Впрочем, от этого мне было ни холодно ни жарко.

В конце недели, после лекции по некромантии, ко мне подошли братья аунд Лиррен. Я глянула на их таинственные физиономии и немедленно заподозрила каверзу. После Матильдиных диктантов пакость любого масштаба показалась бы мне глотком воздуха, так что я обрадовалась, хотя и не подала виду.

— Яльга, дело есть, — шепнул предполагаемый Эллинг, подхватывая меня под руку и вежливо отводя к окну.

Предполагаемый Яллинг шел рядом, засунув руки в карманы, с независимым видом насвистывал сложную эльфийскую мелодию и зорко следил, нет ли на горизонте какого опасного магистра.

Я оценила такую предусмотрительность. Даром что Рихтер, самый из всех опасный, в настоящий момент мог пугать разве что герцога-раубриттера, кроме него в Академии имелись и Эльвира Ламмерлэйк, и Белая Дама, и директор Буковец, специалист по части нотаций. Кроме того, имелся еще и Марцелл, а у него после Савайна выработалось твердое убеждение, что студентам больше трех лучше не собираться. А уж адептке Ясице и вовсе предпочтительнее гулять в одиночестве.

Так что я подышала на стекло, нарисовала пальцем простенькую завитушку и уточнила, чувствуя себя героиней шпионского романа:

— Что за дело?

Яллинг фыркнул и подрисовал ногтем к завитушке четыре конечности, крылья и веселый хвост каралькой.

— По крыше погулять хочешь? — быстро спросил он, добавляя на картинку уши, нос и пару круглых глаз.

Я задумалась.

С одной стороны, крыша Академии — это вам не рихтеровская лаборатория, никаких особенных легенд с ней никто не связывал.

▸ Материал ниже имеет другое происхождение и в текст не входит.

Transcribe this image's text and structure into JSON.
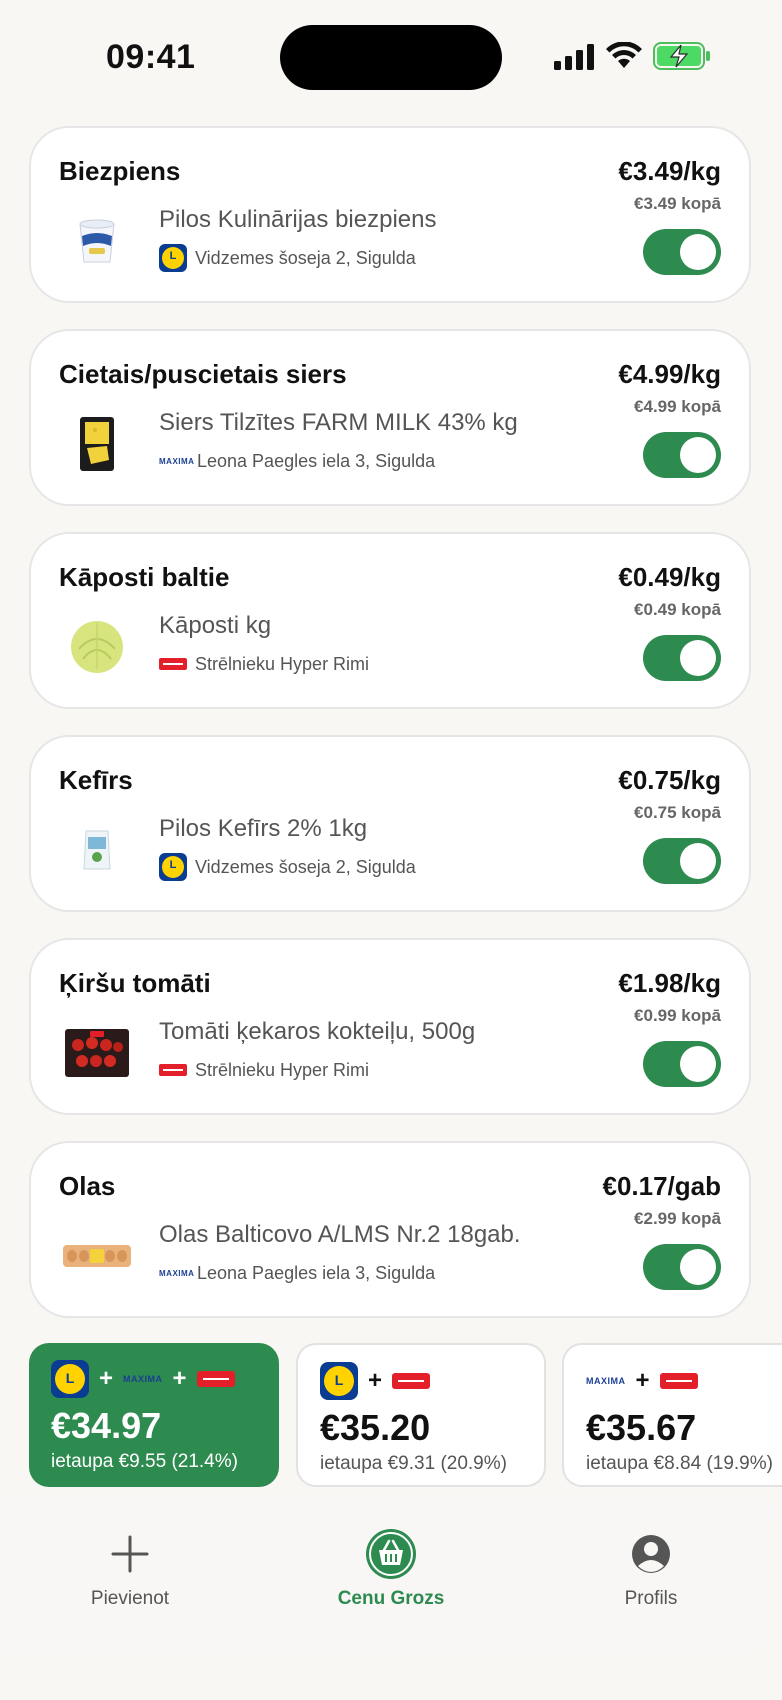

Ну крыша и крыша; чего там может быть интересного, кроме черепицы, пары кривых труб совершенно неясного назначения и — это вряд ли, но все может быть — отправной точки ковенского телепорта? С другой же стороны, выход на крышу студентам был строго запрещен, и мне еще не доводилось слышать, чтобы кого-нибудь наказывали за нарушение запрета. Методы формальной логики подсказывают: значит, никто из адептов на крышу и не выходил. Интересно сходить туда, где до тебя были только братья аунд Лиррен! Кроме того, с крыши наверняка откроется прекрасный вид… Я представила, как иду по темной черепице, а она погромыхивает у меня под ногами (насчет погромыхивания писали в книжках, у меня соответственного опыта пока еще не было), в лицо мне дует свежий ветер, а внизу расстилается стольный Межинград, и решительно произнесла:

— Конечно, хочу! Где, когда и с кем?

— Короче… — Эллинг прислонился к стене с обманчиво расслабленным видом. На деле именно в этой позе эльф достигал максимального угла обзора, при этом не бросаясь в глаза многочисленным зрителям. — Дело обстоит так. Мы с Ялле нашли ход на чердак. Рабочий. Не тот, который для магистров, а тот, который для гнома-завхоза, на всякий пожарный. Крышу там подлатать, если сильно протекать начнет, ну и прочее в том же духе. Только, понимаешь… это ведь не дверь, а так, залаз, потому элементали там нету. И договариваться не с кем…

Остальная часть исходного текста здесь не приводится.